Наконец он нашёл искомое и засел, защёлкнувшись на защёлку.

Миша высунулся из комнаты.

- Что за зверь? - поинтересовался он.

Ему ответил низкий трескучий звук, просочившийся сквозь дверь туалета, - будто неумелый трубач примеривается к новому инструменту.

Антонина глуповато хихикнула.

- Обосрался? - спросил её Миша.

Она кивнула и рассмеялась, не удержавшись.

Справив дело, Александр Лаврентьевич замурлыкал про отважного капитана, вышел из домашней кабинки и увидел внука Антонины Васильевны.

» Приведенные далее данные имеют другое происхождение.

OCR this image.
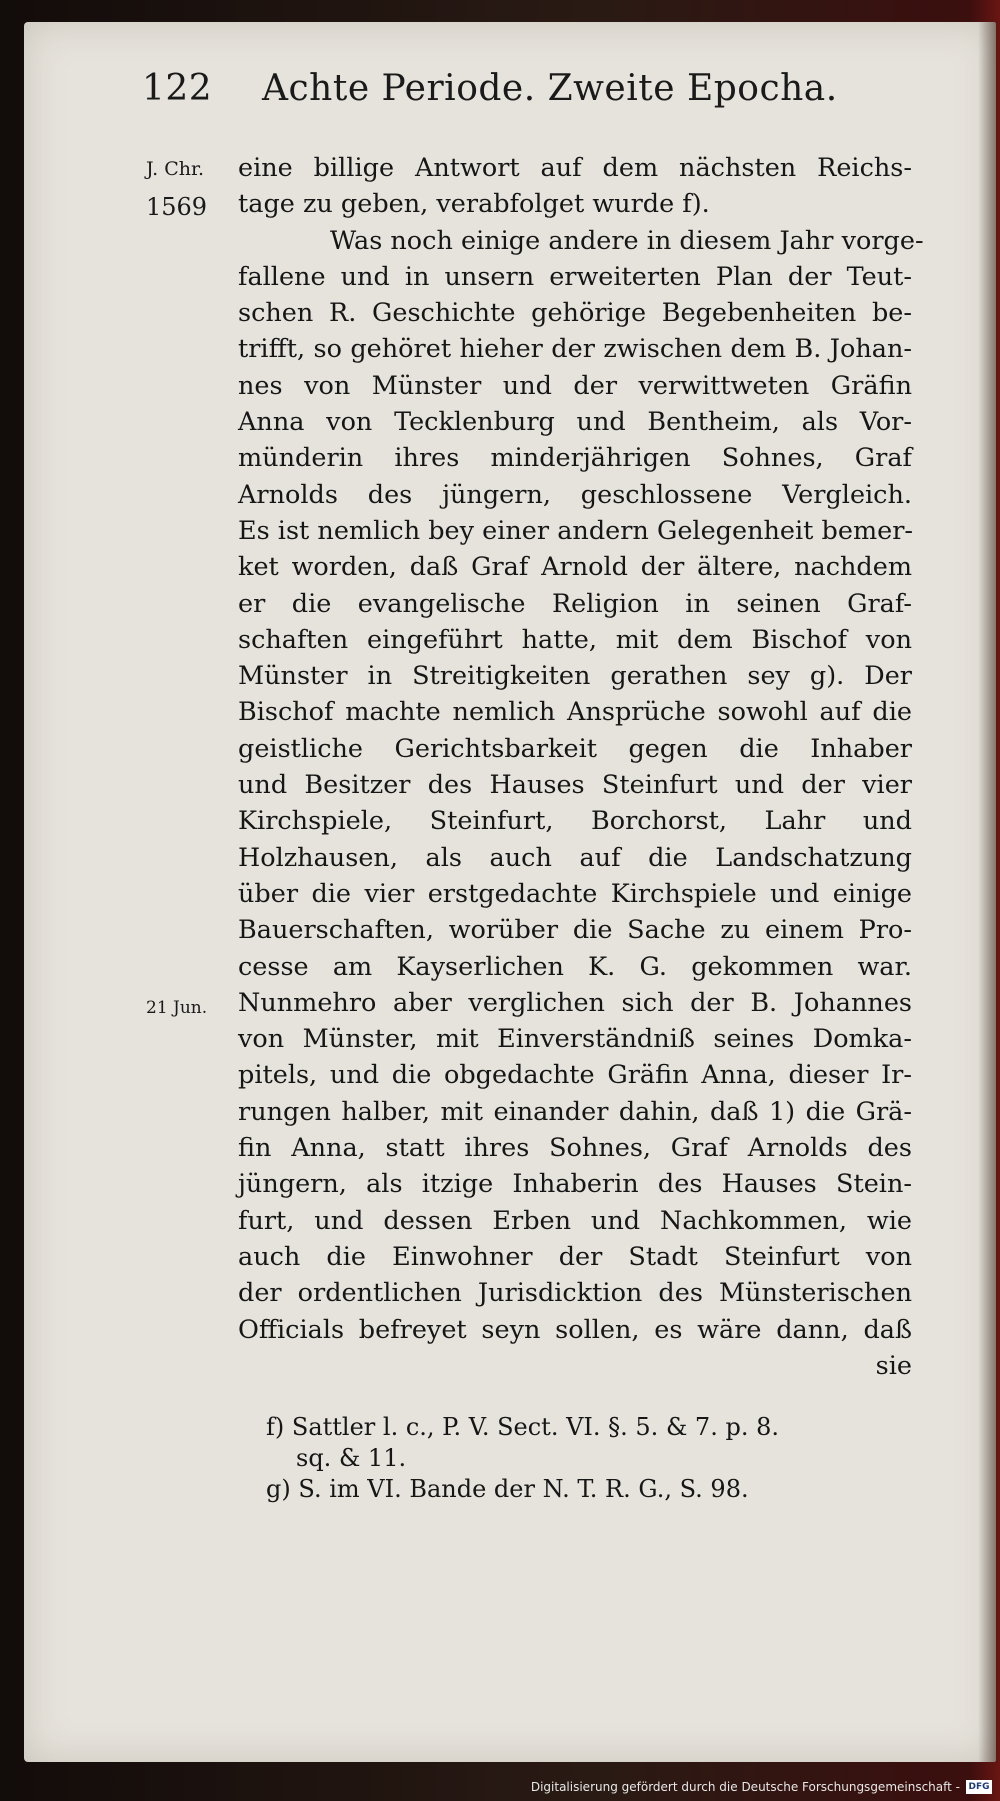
122	Achte Periode. Zweite Epocha.
J. Chr.
1569
21 Jun.
eine billige Antwort auf dem nächsten Reichs-
tage zu geben, verabfolget wurde f).
Was noch einige andere in diesem Jahr vorge-
fallene und in unsern erweiterten Plan der Teut-
schen R. Geschichte gehörige Begebenheiten be-
trifft, so gehöret hieher der zwischen dem B. Johan-
nes von Münster und der verwittweten Gräfin
Anna von Tecklenburg und Bentheim, als Vor-
münderin ihres minderjährigen Sohnes, Graf
Arnolds des jüngern, geschlossene Vergleich.
Es ist nemlich bey einer andern Gelegenheit bemer-
ket worden, daß Graf Arnold der ältere, nachdem
er die evangelische Religion in seinen Graf-
schaften eingeführt hatte, mit dem Bischof von
Münster in Streitigkeiten gerathen sey g). Der
Bischof machte nemlich Ansprüche sowohl auf die
geistliche Gerichtsbarkeit gegen die Inhaber
und Besitzer des Hauses Steinfurt und der vier
Kirchspiele, Steinfurt, Borchorst, Lahr und
Holzhausen, als auch auf die Landschatzung
über die vier erstgedachte Kirchspiele und einige
Bauerschaften, worüber die Sache zu einem Pro-
cesse am Kayserlichen K. G. gekommen war.
Nunmehro aber verglichen sich der B. Johannes
von Münster, mit Einverständniß seines Domka-
pitels, und die obgedachte Gräfin Anna, dieser Ir-
rungen halber, mit einander dahin, daß 1) die Grä-
fin Anna, statt ihres Sohnes, Graf Arnolds des
jüngern, als itzige Inhaberin des Hauses Stein-
furt, und dessen Erben und Nachkommen, wie
auch die Einwohner der Stadt Steinfurt von
der ordentlichen Jurisdicktion des Münsterischen
Officials befreyet seyn sollen, es wäre dann, daß
sie
f) Sattler l. c., P. V. Sect. VI. §. 5. & 7. p. 8.
sq. & 11.
g) S. im VI. Bande der N. T. R. G., S. 98.
Digitalisierung gefördert durch die Deutsche Forschungsgemeinschaft - DFG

- Как успехи на трудовом фронте, молодой человек? - Александр Лаврентьевич твёрдым шагом сократил расстояние между собой и новым для себя персонажем до длины вытянутой руки. - А на личном? - Он ему подмигнул и схватил Мишину руку, накрыв её целиком ладонью своей левой руки.

Мишино лицо посерело. Он выдернул ладонь из ловушки, в которую она угодила, боком проскользнул в ванную, закрылся и пустил воду.

- Однако молодежь нынче пошла, - скривился Александр Лаврентьевич, шевеля челюстью. - Ей руку, а она - фигу. Это кто? - кивнул он на ванную.

- Миша, внук. - Антонина взяла торт и цветы. - Здесь тапки, вода вон там, руки помыть, пока ванная занята, - показала она гостю на кухню.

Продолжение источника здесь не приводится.